Biologic Agents in Behçet’s Disease: Our Experience and Review of the Literature
Nesibe Karahan Yeşil1, Hatice Şahin2, Hatice Işık3, Zuhal Örnek4, Serpil Yazgan5, Adem Tok6, Yunus Emre Yandı7, Metin Işık8*, İsmail Doğan9
1Department of Rheumatology, Ankara Research and Education Hospital, Ankara, Turkey.
2Department of Internal Medicine, Faculty of Medicine, Bülent Ecevit University, Zonguldak, Turkey.
3Department of Obstetrics and Gynecology, Faculty of Medicine, Bülent Ecevit University, Zonguldak, Turkey.
4Department of Pediatric Disaease, Faculty of Medicine, Bülent Ecevit University, Zonguldak, Turkey.
5Department of Ophtalmology, Faculty of Medicine, Bülent Ecevit University, Zonguldak, Turkey.
6Department of Urology, Faculty of Medicine, Bülent Ecevit University, Zonguldak, Turkey.
7Division of Biochemistry, Department of Medical Services and Techniques, Health Sciences, Vocational School, Bülent Ecevit University, Zonguldak, Turkey.
8Division of Rheumatology, Department of Internal Medicine, Faculty of Medicine, Bülent Ecevit University, Zonguldak, Turkey.
9Division of Rheumatology, Department of Internal Medicine, Faculty of Medicine, Hitit University, Çorum, Turkey.

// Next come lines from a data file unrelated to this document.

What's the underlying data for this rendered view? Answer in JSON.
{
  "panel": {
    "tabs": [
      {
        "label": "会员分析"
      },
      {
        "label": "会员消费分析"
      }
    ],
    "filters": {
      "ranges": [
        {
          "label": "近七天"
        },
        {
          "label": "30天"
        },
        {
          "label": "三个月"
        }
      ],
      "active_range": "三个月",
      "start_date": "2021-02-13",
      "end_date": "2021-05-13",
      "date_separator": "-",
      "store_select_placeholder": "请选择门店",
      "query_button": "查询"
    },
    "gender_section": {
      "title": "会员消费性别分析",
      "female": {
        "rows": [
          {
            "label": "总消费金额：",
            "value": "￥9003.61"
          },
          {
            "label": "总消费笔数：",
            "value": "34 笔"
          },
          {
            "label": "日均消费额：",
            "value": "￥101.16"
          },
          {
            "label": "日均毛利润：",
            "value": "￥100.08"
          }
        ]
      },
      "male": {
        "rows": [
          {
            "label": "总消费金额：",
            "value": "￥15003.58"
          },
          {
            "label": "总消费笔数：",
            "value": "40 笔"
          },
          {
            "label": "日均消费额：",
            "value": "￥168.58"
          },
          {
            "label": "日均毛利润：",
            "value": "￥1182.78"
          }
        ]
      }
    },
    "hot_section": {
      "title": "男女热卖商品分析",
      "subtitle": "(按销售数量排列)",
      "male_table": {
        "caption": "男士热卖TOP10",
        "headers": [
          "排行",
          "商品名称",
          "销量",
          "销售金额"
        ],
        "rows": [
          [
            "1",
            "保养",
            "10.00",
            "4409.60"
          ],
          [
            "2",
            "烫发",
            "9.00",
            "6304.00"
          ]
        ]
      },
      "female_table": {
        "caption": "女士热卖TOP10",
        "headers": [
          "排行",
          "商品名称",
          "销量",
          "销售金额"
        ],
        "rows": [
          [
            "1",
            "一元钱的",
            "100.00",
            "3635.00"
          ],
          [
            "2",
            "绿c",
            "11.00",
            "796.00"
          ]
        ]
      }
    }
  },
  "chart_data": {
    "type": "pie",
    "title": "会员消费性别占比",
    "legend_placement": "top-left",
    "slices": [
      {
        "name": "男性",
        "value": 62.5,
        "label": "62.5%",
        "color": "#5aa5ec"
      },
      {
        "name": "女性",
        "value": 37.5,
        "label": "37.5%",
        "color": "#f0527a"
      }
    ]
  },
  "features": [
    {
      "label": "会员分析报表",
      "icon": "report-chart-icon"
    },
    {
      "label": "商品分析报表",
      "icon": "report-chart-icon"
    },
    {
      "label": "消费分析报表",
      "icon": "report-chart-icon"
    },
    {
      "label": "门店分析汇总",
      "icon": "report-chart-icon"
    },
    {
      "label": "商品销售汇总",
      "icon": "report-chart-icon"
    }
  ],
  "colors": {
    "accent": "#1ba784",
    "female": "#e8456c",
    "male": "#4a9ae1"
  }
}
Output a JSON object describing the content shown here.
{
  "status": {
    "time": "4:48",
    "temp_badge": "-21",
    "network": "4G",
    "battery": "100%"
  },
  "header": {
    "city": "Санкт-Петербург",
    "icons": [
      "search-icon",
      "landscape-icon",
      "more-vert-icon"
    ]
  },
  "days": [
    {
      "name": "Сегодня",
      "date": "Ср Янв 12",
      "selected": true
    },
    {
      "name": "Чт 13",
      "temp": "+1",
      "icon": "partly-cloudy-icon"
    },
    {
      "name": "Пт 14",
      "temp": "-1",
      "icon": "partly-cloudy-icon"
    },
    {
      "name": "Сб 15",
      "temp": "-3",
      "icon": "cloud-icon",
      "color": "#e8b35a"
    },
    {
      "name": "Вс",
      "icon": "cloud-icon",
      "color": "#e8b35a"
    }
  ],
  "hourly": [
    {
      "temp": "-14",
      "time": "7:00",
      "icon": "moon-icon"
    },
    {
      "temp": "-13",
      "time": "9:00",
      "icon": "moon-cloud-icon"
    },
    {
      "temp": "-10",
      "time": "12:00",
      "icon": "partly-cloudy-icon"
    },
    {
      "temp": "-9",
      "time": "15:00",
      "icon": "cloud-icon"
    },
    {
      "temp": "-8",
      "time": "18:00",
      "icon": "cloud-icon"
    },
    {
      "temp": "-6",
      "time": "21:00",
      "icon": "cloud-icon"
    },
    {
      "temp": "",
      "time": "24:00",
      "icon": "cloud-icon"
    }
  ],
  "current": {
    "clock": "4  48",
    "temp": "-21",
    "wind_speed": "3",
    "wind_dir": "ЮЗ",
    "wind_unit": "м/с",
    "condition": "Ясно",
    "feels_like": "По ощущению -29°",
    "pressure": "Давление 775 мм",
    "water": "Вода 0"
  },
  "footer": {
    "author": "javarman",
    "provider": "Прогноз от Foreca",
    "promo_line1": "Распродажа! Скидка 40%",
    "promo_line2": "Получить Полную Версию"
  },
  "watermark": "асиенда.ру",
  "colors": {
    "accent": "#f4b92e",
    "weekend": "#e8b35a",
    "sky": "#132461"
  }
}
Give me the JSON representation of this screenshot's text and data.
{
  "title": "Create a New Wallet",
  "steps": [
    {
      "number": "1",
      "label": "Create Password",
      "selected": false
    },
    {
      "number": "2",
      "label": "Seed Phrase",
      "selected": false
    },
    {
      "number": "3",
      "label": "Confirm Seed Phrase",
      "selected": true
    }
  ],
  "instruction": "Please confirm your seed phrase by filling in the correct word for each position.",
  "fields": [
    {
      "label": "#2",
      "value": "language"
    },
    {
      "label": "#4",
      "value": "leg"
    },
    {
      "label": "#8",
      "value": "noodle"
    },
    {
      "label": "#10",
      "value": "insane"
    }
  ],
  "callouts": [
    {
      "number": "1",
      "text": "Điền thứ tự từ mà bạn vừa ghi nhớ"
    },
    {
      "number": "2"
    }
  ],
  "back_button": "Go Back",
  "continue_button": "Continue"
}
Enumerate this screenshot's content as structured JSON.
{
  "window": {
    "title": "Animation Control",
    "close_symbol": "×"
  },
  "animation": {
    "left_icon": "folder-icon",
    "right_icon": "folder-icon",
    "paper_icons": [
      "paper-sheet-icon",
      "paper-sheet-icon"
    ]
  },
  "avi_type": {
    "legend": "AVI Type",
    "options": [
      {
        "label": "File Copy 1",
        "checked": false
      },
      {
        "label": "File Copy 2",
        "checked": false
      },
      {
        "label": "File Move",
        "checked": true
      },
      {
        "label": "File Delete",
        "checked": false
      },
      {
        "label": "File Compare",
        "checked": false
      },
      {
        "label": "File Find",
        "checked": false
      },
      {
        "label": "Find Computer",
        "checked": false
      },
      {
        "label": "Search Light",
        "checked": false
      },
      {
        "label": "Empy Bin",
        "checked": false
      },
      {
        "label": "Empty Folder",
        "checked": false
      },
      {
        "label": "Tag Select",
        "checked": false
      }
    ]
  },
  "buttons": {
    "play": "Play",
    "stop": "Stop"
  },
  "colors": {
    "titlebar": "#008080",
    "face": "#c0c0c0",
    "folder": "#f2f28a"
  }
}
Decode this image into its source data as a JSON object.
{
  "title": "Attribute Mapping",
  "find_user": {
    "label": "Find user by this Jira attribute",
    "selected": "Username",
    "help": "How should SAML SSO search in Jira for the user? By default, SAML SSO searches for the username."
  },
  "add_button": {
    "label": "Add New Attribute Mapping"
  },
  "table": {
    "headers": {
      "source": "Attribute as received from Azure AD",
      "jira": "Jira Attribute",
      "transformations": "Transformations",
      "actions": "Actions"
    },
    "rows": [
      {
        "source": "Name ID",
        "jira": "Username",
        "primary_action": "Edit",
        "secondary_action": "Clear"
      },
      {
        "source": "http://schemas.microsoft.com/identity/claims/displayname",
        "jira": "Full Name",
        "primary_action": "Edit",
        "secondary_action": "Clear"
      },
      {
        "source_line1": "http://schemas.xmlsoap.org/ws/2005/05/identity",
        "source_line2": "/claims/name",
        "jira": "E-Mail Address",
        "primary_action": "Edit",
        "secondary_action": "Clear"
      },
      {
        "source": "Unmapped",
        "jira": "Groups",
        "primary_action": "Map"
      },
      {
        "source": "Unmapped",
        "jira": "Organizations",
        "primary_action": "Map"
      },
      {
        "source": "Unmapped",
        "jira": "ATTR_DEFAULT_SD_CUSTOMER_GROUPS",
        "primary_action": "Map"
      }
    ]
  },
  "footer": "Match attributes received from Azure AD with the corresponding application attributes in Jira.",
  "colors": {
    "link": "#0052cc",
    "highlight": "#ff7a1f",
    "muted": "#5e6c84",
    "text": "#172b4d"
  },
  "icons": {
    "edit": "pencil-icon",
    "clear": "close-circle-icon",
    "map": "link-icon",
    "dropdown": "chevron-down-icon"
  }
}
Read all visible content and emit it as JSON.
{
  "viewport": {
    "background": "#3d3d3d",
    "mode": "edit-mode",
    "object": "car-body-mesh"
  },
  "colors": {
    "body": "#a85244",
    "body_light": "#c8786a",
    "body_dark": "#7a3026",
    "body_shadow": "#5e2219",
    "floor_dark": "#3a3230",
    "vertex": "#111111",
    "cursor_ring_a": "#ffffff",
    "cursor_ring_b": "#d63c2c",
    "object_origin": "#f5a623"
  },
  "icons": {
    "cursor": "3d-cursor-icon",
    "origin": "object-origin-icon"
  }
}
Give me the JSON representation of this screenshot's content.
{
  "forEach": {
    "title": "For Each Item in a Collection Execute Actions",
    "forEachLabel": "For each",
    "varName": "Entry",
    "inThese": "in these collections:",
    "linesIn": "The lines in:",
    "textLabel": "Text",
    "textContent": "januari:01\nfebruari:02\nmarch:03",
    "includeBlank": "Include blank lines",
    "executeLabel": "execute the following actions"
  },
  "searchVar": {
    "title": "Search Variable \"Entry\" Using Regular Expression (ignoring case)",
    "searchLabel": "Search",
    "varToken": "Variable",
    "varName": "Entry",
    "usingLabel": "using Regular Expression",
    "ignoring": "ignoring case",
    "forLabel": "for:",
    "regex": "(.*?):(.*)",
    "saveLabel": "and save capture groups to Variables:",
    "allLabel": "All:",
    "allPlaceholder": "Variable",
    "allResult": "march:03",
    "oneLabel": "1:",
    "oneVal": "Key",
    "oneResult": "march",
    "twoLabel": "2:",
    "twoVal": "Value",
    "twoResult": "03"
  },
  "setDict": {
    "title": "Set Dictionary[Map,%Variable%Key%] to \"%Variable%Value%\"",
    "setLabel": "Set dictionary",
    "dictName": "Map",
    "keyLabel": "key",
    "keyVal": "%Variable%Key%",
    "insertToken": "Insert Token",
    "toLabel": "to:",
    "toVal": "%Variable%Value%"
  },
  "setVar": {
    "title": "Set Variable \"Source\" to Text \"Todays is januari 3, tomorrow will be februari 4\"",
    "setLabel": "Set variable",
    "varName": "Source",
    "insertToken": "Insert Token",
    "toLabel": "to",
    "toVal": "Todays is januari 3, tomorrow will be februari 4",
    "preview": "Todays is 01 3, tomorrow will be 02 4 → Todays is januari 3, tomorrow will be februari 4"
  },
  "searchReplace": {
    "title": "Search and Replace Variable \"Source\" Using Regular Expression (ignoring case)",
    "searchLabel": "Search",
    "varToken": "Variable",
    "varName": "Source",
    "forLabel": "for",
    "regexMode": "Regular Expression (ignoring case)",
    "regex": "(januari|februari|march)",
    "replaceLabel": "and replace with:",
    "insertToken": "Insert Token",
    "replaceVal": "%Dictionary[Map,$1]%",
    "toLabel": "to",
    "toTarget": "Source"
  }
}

 DOI: 10.4236/ojra.2015.54016   PDF    HTML   XML   3,509 Downloads   4,514 Views  

Abstract

Behcet’s disease (BD) is a large vessel vasculitis with a wide range of clinical manifestations. Some of these manifestation may be life threatening and rapid suppression of the inflammation with effective immunosuppressive agent is crucial. There are traditional drugs with different response rates and all have efficacy on different manifestations of the disease. The most frightening manifestations of the disease are ocular, neurologic, intestinal and vascular types of involvement. Besides benign and easily treated manifestations there are also refractory cases with complicated involvement. The novel biologic agents have been used for these resistant patients and favorable response rates have been reported. In this review, we have shared our experience with biologic agents in BD and also reviewed the literature for the efficacy and safety for these novel agents for refractory patients.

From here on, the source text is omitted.